As she bikes or walks to work at the Field Museum on especially cold days, Akiko Shinya sometimes sniffs and feels the inside of her nostrils freeze, or blinks and feels her eyelashes briefly freeze together. That’s when she flashes back to fossil-hunting in Antarctica.
“I kind of like that sensation for an instant,” she said. “It takes a little tug to open your eyes.”
It was at the bottom of the world where Shinya, the museum’s chief fossil preparator, discovered a new species of dinosaur, similar to Tyrannosaurus rex and sharing the same short arms. It was also where her fingers went so numb from cold that she couldn’t open an insulated bottle.
Now, as the polar vortex bears down on Chicago, it reminds Shinya of those days of perpetual frost in the Antarctic. And as with others who have worked in colder realms, that extra bite to the air reminds her of a few special hacks to stay warm in extreme conditions.
When she is gearing up, Shinya focuses on minimizing exposed skin, and combining layers of silk and wool. She suggests wearing silk next to the skin, as stockings, pantyhose or long underwear. In Antarctica, she wore clothing issued by the U.S. Antarctic Program, including two lightweight wool undershirts, and a heavy wool sweater, bib overalls, a down jacket and a puffy red parka on top of that. She wore two pairs of socks and cut off sections of wool sock to cover her wrists between her coat sleeves and gloves, with hand warmers on her wrists and ankles.

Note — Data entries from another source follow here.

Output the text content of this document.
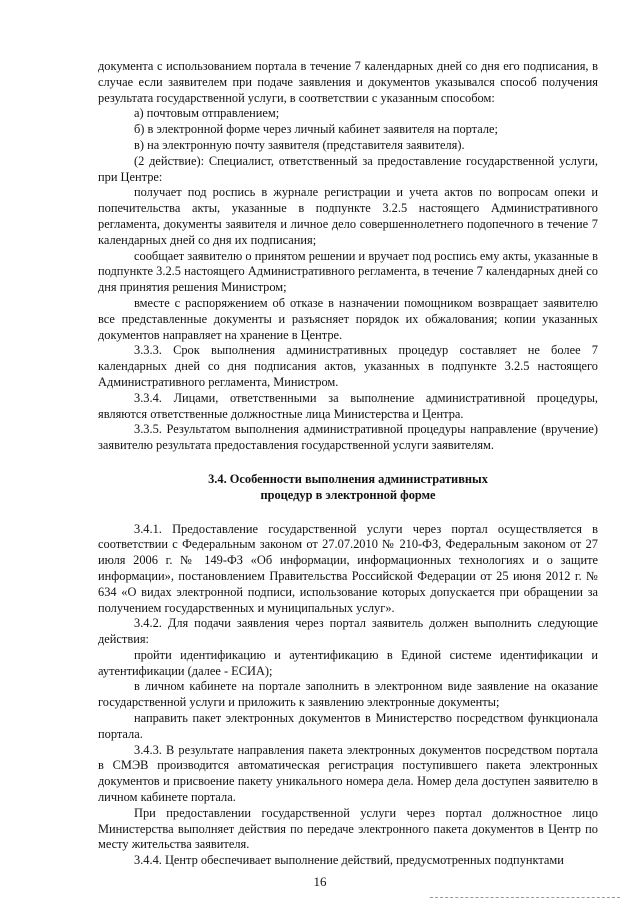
документа с использованием портала в течение 7 календарных дней со дня его подписания, в случае если заявителем при подаче заявления и документов указывался способ получения результата государственной услуги, в соответствии с указанным способом:

а) почтовым отправлением;

б) в электронной форме через личный кабинет заявителя на портале;

в) на электронную почту заявителя (представителя заявителя).

(2 действие): Специалист, ответственный за предоставление государственной услуги, при Центре:

получает под роспись в журнале регистрации и учета актов по вопросам опеки и попечительства акты, указанные в подпункте 3.2.5 настоящего Административного регламента, документы заявителя и личное дело совершеннолетнего подопечного в течение 7 календарных дней со дня их подписания;

сообщает заявителю о принятом решении и вручает под роспись ему акты, указанные в подпункте 3.2.5 настоящего Административного регламента, в течение 7 календарных дней со дня принятия решения Министром;

вместе с распоряжением об отказе в назначении помощником возвращает заявителю все представленные документы и разъясняет порядок их обжалования; копии указанных документов направляет на хранение в Центре.

3.3.3. Срок выполнения административных процедур составляет не более 7 календарных дней со дня подписания актов, указанных в подпункте 3.2.5 настоящего Административного регламента, Министром.

3.3.4. Лицами, ответственными за выполнение административной процедуры, являются ответственные должностные лица Министерства и Центра.

3.3.5. Результатом выполнения административной процедуры направление (вручение) заявителю результата предоставления государственной услуги заявителям.

3.4. Особенности выполнения административных
процедур в электронной форме

3.4.1. Предоставление государственной услуги через портал осуществляется в соответствии с Федеральным законом от 27.07.2010 № 210-ФЗ, Федеральным законом от 27 июля 2006 г. № 149-ФЗ «Об информации, информационных технологиях и о защите информации», постановлением Правительства Российской Федерации от 25 июня 2012 г. № 634 «О видах электронной подписи, использование которых допускается при обращении за получением государственных и муниципальных услуг».

3.4.2. Для подачи заявления через портал заявитель должен выполнить следующие действия:

пройти идентификацию и аутентификацию в Единой системе идентификации и аутентификации (далее - ЕСИА);

в личном кабинете на портале заполнить в электронном виде заявление на оказание государственной услуги и приложить к заявлению электронные документы;

направить пакет электронных документов в Министерство посредством функционала портала.

3.4.3. В результате направления пакета электронных документов посредством портала в СМЭВ производится автоматическая регистрация поступившего пакета электронных документов и присвоение пакету уникального номера дела. Номер дела доступен заявителю в личном кабинете портала.

При предоставлении государственной услуги через портал должностное лицо Министерства выполняет действия по передаче электронного пакета документов в Центр по месту жительства заявителя.

3.4.4. Центр обеспечивает выполнение действий, предусмотренных подпунктами

16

She wore one tube of fabric over her neck that came up just below her nose and another over her head, leaving only a slit for her eyes, which she covered with sunglasses. Above all, while spending entire days outdoors, she tried to keep moving.
“Your instinct in the cold is to stand still, but you have to keep moving to get the blood flowing,” she said. “Shake your arms to drain the blood to your fingertips, do jumping jacks, whatever.”
Geologist Yarrow Axford learned her cold-weather skill growing up in rural Maine. Her home had only a wood-burning stove for heat, and when the electricity went out, her mother melted snow for water. Axford remembers waking up as a child and not wanting to touch her feet to the floor.
Now as an associate professor at Northwestern University in Evanston, Axford goes on research expeditions studying climate change at the Greenland ice sheet. “There seems to be a theme in my life of ending up in cold places,” she said.
She’s worked in the Arctic 18 times, sometimes sleeping in tents with an electrified fence and an armed guard to keep the polar bears out.
Her coldest trip was years ago on Baffin Island in Canada, where in May there was still 7 feet of ice on the lakes, the sea bay was covered with sea ice and everything on land was frozen solid.
Axford travels to take core samples of soil beneath lakes as a measure of environmental change. On Baffin Island, her team took samples ranging from present day to 200,000 years ago. Despite the current cold, they found the past century marked one of the warmest spells on record, marked by the disappearance of a cold-loving insect that had lived there for the past 8,000 years.
Of course, 25,000 years ago, glacial ice covered the land from the Arctic to Illinois, so a short cold snap isn’t so bad from a broader perspective.
Despite her experience with extreme temperatures, Axford occasionally makes a rookie mistake. She once took off her mittens to take a picture, then reached to grab a metal door handle. She immediately felt a burning sensation before jerking her hand away.
“It’s all about the gloves for me,” she said. Riding a snowmobile to work in the field through occasional whiteout conditions, Axford wore double gloves under a pair of insulated mittens, with military-grade “bunny boots” to keep her feet warm. “And staying dry is so important.”
Last year, with a high around minus 30 on Baffin Island, similar to what Chicago’s facing now, Axford worried about operating planes in the cold, but she said locals are so used to it, “it’s business as usual.”
Ironically, the coldest she’s ever been for a sustained time was actually in Florence, Italy, during a cold snap, because there was no heat to speak of in most buildings, and she hadn’t packed warm clothes.
“I always feel a lot less prepared for the cold when I’m here,” she said. “I don’t have that bag of extreme cold weather gear. But it’s also kind of fun. I love extreme weather and landscapes, and this is some air coming from the Arctic, so it’s kind of exciting.”